As we neared him, I saw him laughing so hard he could hardly
speak.

   “You are one lucky fellow,” he said between attempts at
getting his breath. “I have never seen anyone do that. You’re a
moron. Do you know some fishermen on that pier have already
called me and want me to pay for the equipment you jerked off
the pier. I told them that according to maritime law, a ship in
distress has priority over fishing – and you definitely were a
ship in distress.”

   I’m glad he saw humor in my situation, but obviously not
enough, because like I figured, he kept my $175 deposit and  
never offered a refund on my shortened hour.

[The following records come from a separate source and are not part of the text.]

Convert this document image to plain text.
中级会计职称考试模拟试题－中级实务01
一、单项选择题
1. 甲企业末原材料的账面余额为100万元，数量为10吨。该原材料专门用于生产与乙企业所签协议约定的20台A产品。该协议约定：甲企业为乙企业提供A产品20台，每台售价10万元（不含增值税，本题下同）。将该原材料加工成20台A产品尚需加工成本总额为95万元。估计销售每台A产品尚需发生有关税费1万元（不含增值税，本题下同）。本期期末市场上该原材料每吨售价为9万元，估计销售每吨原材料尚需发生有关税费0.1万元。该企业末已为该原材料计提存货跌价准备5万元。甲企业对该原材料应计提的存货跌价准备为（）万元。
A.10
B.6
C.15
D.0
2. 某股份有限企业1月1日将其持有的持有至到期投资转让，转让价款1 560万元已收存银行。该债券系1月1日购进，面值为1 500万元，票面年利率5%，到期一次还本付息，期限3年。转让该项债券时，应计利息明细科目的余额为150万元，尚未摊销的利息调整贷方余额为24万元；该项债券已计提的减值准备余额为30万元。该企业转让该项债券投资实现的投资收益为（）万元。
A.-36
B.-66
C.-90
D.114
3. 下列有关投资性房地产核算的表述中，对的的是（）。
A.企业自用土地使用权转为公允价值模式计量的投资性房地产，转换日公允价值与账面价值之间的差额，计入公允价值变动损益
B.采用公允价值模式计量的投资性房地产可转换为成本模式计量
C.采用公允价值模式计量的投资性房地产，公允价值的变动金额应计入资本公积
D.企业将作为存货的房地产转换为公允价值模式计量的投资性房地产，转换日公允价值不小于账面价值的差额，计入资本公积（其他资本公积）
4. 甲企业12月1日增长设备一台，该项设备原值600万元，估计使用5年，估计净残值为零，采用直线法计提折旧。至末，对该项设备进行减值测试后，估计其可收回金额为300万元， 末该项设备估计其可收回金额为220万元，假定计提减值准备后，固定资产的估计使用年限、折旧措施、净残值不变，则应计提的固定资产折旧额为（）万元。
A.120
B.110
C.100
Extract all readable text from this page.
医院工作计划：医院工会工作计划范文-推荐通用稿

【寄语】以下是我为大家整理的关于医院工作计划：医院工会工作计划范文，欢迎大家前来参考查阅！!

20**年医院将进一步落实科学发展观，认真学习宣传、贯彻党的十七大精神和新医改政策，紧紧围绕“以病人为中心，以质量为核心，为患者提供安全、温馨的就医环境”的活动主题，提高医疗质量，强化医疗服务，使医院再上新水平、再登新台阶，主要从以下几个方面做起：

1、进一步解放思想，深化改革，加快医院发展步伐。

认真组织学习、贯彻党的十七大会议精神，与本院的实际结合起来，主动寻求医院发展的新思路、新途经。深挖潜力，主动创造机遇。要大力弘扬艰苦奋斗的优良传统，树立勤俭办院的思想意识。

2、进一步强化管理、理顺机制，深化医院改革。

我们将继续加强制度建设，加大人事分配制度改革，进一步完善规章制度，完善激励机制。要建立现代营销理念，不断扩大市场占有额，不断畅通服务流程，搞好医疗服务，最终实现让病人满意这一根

   The manager’s final words were, “Son, I’ll remember you for
a long time, but don’t you ever come back here again., even if
you learn how to sail.”

   In retrospect, my money wasn’t completely wasted that day.  
My 25-minute encounter with the South Myrtle Beach Pier
taught me four valuable lessons: (1) Its important to know what
you don’t know; (2) Life’s lessons are usually surprises; (3) The
best lessons are hands-on (or head-on).  And  (4), when it looks
like you’re really going to screw up, a crowd always seems to
gather.

   Eventually I did learn to sail. I certainly wasn’t going to let a
small thing like a pier discourage me.